Lance Ulanoff, writing for Lifewire:
Apple’s business may be transforming from one driven almost entirely by a passionate devotion to beautiful hardware to one idolizing code and, especially, services, but the reimagined Apple Fifth Ave. flagship Store in Manhattan is a reminder that the physical still matters very much to the California-based company.
The 13-year-old store, which sits at the base of Central Park and is instantly recognizable thanks to its iconic 32-foot glass cube with a suspended Apple logo inside of it, has undergone a massive, 2-year-long reinvention project that somehow maintains the core essence of what drew hundreds of people to the store to line up for their first iPhones more than a decade ago.
Looks pretty cool — the skylights that double as benches on the plaza are clever.
(As an aside, I think it’s wrong to frame Apple’s push into services as a transition. Apple has sort of sold that line to Wall Street, and I’ve seen several analysts buy it, but it’s just not true. Apple is as devoted to its hardware business as ever — the push into services is an expansion, not a transition.)

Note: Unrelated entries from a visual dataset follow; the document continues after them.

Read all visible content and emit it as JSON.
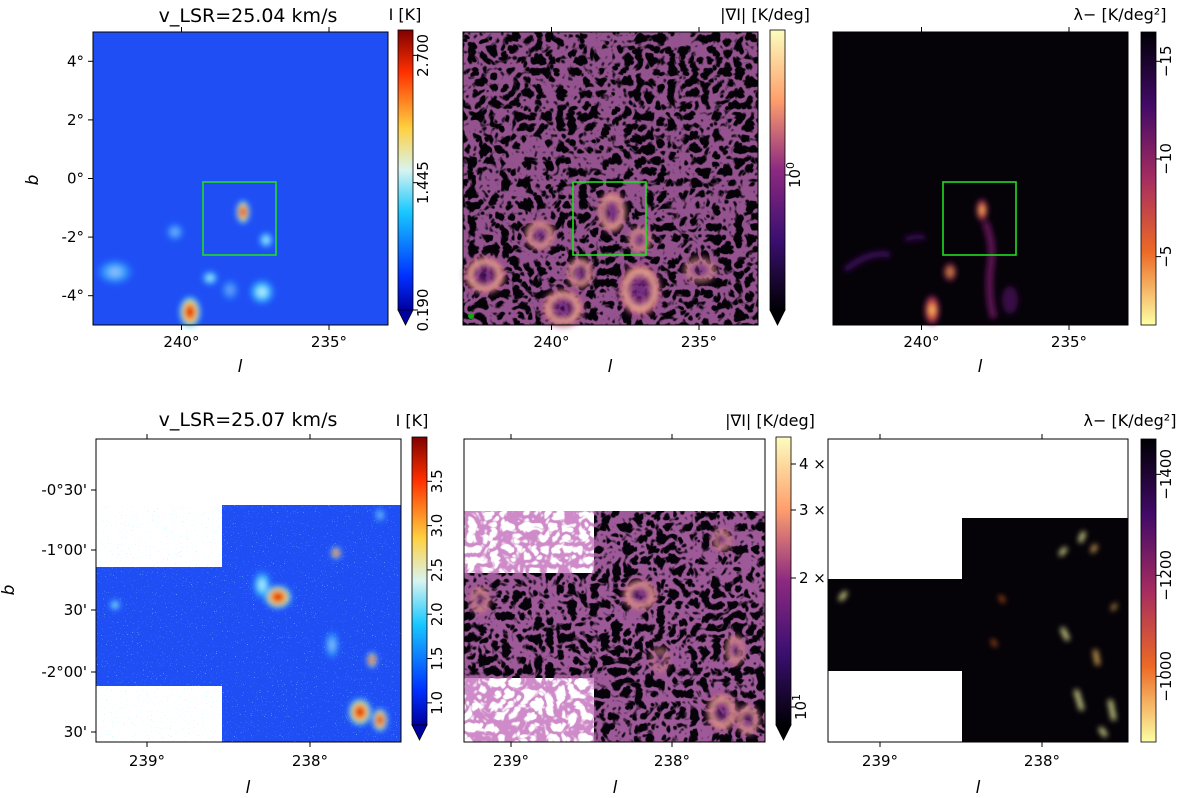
{
  "colors": {
    "jet_low": "#1f4ef5",
    "zoom_box": "#22dd22",
    "dark_bg": "#050208",
    "mask": "#ffffff"
  },
  "chart_data": [
    {
      "type": "heatmap",
      "title": "v_LSR=25.04 km/s",
      "xlabel": "l",
      "ylabel": "b",
      "xlim": [
        243,
        233
      ],
      "ylim": [
        -5,
        5
      ],
      "xticks": [
        "240°",
        "235°"
      ],
      "xtick_values": [
        240,
        235
      ],
      "yticks": [
        "4°",
        "2°",
        "0°",
        "-2°",
        "-4°"
      ],
      "ytick_values": [
        4,
        2,
        0,
        -2,
        -4
      ],
      "colormap": "jet",
      "colorbar_label": "I [K]",
      "colorbar_ticks": [
        "0.190",
        "1.445",
        "2.700"
      ],
      "colorbar_tick_values": [
        0.19,
        1.445,
        2.7
      ],
      "colorbar_range": [
        0.19,
        2.95
      ],
      "zoom_box": {
        "l": [
          239.2,
          236.6
        ],
        "b": [
          -2.6,
          -0.1
        ]
      }
    },
    {
      "type": "heatmap",
      "xlabel": "l",
      "xlim": [
        243,
        233
      ],
      "xticks": [
        "240°",
        "235°"
      ],
      "xtick_values": [
        240,
        235
      ],
      "colormap": "magma",
      "colorbar_label": "|∇I| [K/deg]",
      "colorbar_ticks": [
        "10^0"
      ],
      "colorbar_scale": "log",
      "zoom_box": {
        "l": [
          239.2,
          236.6
        ],
        "b": [
          -2.6,
          -0.1
        ]
      }
    },
    {
      "type": "heatmap",
      "xlabel": "l",
      "xlim": [
        243,
        233
      ],
      "xticks": [
        "240°",
        "235°"
      ],
      "xtick_values": [
        240,
        235
      ],
      "colormap": "inferno_r",
      "colorbar_label": "λ− [K/deg²]",
      "colorbar_ticks": [
        "−5",
        "−10",
        "−15"
      ],
      "colorbar_tick_values": [
        -5,
        -10,
        -15
      ],
      "colorbar_range": [
        -16.5,
        -1.5
      ],
      "zoom_box": {
        "l": [
          239.2,
          236.6
        ],
        "b": [
          -2.6,
          -0.1
        ]
      }
    },
    {
      "type": "heatmap",
      "title": "v_LSR=25.07 km/s",
      "xlabel": "l",
      "ylabel": "b",
      "xticks": [
        "239°",
        "238°"
      ],
      "xtick_values": [
        239,
        238
      ],
      "yticks": [
        "-0°30'",
        "-1°00'",
        "30'",
        "-2°00'",
        "30'"
      ],
      "colormap": "jet",
      "colorbar_label": "I [K]",
      "colorbar_ticks": [
        "1.0",
        "1.5",
        "2.0",
        "2.5",
        "3.0",
        "3.5"
      ],
      "colorbar_tick_values": [
        1.0,
        1.5,
        2.0,
        2.5,
        3.0,
        3.5
      ],
      "colorbar_range": [
        0.75,
        4.0
      ]
    },
    {
      "type": "heatmap",
      "xlabel": "l",
      "xticks": [
        "239°",
        "238°"
      ],
      "xtick_values": [
        239,
        238
      ],
      "colormap": "magma",
      "colorbar_label": "|∇I| [K/deg]",
      "colorbar_ticks": [
        "4 ×",
        "3 ×",
        "2 ×",
        "10^1"
      ],
      "colorbar_scale": "log"
    },
    {
      "type": "heatmap",
      "xlabel": "l",
      "xticks": [
        "239°",
        "238°"
      ],
      "xtick_values": [
        239,
        238
      ],
      "colormap": "inferno_r",
      "colorbar_label": "λ− [K/deg²]",
      "colorbar_ticks": [
        "−1000",
        "−1200",
        "−1400"
      ],
      "colorbar_tick_values": [
        -1000,
        -1200,
        -1400
      ],
      "colorbar_range": [
        -1470,
        -870
      ]
    }
  ]
}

Lauren Goode, writing for Wired:
iOS 13 holds a lot of promise. It introduces a Dark Mode, drastically overhauls the Photos app, includes a Street-View-like feature in Apple Maps, and officially introduces Apple Arcade, the new $5-per-month gaming portal.
Something atypical for Apple is iOS 13’s notably buggy rollout.
13.0 is really buggy — I’ve been using it on my iPhone 11 review units. I’d say don’t upgrade your iPhone to 13.0 — wait for 13.1. Which, according to Goode, may not be a long wait:
But if you can stand to wait five days, it might be worth it to wait for iOS 13.1, the next update to the iPhone’s OS that’s expected to drop on September 24, and should be more reliable. That’s when iPadOS, the retooled operating system for iPads, is coming out as well.
This is news to me — Apple has previously said 13.1 would ship on September 30. I don’t know why they moved this up, but if they’re really shipping it on Tuesday, just five days from now, I don’t understand why they’re releasing 13.0 at all. The iPhones 11 already have it installed, of course. But for upgrades I don’t see why Apple is releasing it.
Update: The second footnote on Apple’s iOS 13 features page confirms that 13.1 is coming September 24.
Update 2: Best theory I’ve seen so far as to why Apple is going ahead with a wide 13.0 release instead of just waiting until next week for 13.1 — Apple Watch Series 5 requires iOS 13 on the iPhone it’s paired with. So people getting new watches tomorrow need to update their iPhone to iOS 13 tomorrow. This raises the question of why Apple didn’t delay the release of the Series 5 watches until iOS 13.1 was out.